The controversy over the effects on human health of widespread use of antibiotics in livestock continues. At the end of 2011, the Food and Drug Administration (FDA) recommended the phasing out of this practice, beginning in April 2012, long used by farmers to promote faster growth in food-producing animals such as cattle, pigs, and poultry. Called “nontherapeutic antibiotics,” the drugs were often touted by livestock producers as a way to decrease illness in animals raised in overcrowded housing and stressed by truck hauls to the slaughterhouse. But the health benefits to the animal were never proved in scientific studies and factory farming was likely the biggest threat to the animals’ health.
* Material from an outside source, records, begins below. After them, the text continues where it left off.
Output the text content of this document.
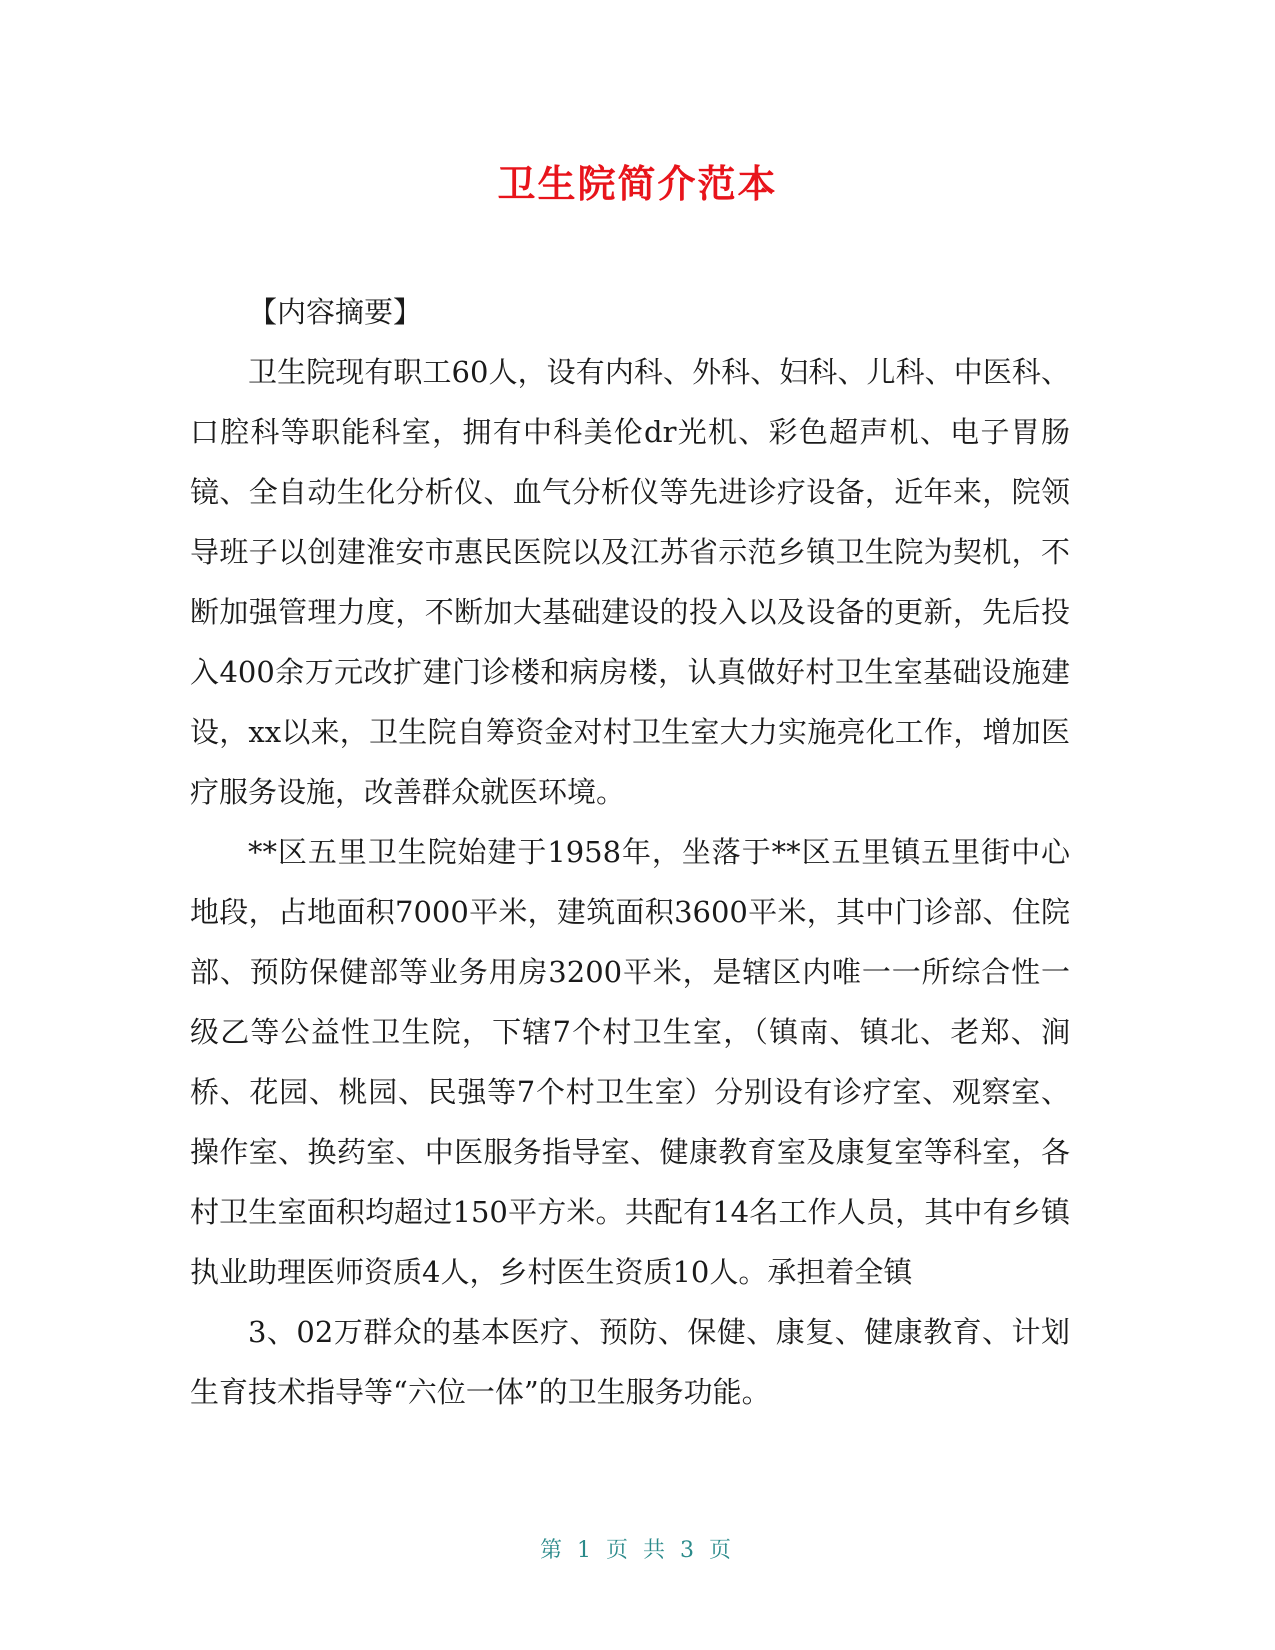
卫生院简介范本

【内容摘要】

卫生院现有职工60人，设有内科、外科、妇科、儿科、中医科、口腔科等职能科室，拥有中科美伦dr光机、彩色超声机、电子胃肠镜、全自动生化分析仪、血气分析仪等先进诊疗设备，近年来，院领导班子以创建淮安市惠民医院以及江苏省示范乡镇卫生院为契机，不断加强管理力度，不断加大基础建设的投入以及设备的更新，先后投入400余万元改扩建门诊楼和病房楼，认真做好村卫生室基础设施建设，xx以来，卫生院自筹资金对村卫生室大力实施亮化工作，增加医疗服务设施，改善群众就医环境。

**区五里卫生院始建于1958年，坐落于**区五里镇五里街中心地段，占地面积7000平米，建筑面积3600平米，其中门诊部、住院部、预防保健部等业务用房3200平米，是辖区内唯一一所综合性一级乙等公益性卫生院，下辖7个村卫生室，（镇南、镇北、老郑、涧桥、花园、桃园、民强等7个村卫生室）分别设有诊疗室、观察室、操作室、换药室、中医服务指导室、健康教育室及康复室等科室，各村卫生室面积均超过150平方米。共配有14名工作人员，其中有乡镇执业助理医师资质4人，乡村医生资质10人。承担着全镇

3、02万群众的基本医疗、预防、保健、康复、健康教育、计划生育技术指导等“六位一体”的卫生服务功能。

第 1 页 共 3 页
Many studies have furthermore found that nontherapeutic antibiotics have contributed to the rise of antibiotic resistance in microbes that infect humans.

FDA’s main target is the antibiotic class called cephalosprins. These drugs have become a backup line of defense in the treatment of human infections resistant to earlier generations of antibiotics, such as penicillins. Some microbiologists applaud the FDA’s step, but others feel it doesn’t go far enough because many of the recommendations to cut back on antibiotic use are voluntary. Successful strategies for reversing the tide of antibiotic resistance have been difficult to find. As long as we continue widespread use of antibiotics, expect widespread occurrence of antibiotic-resistant germs.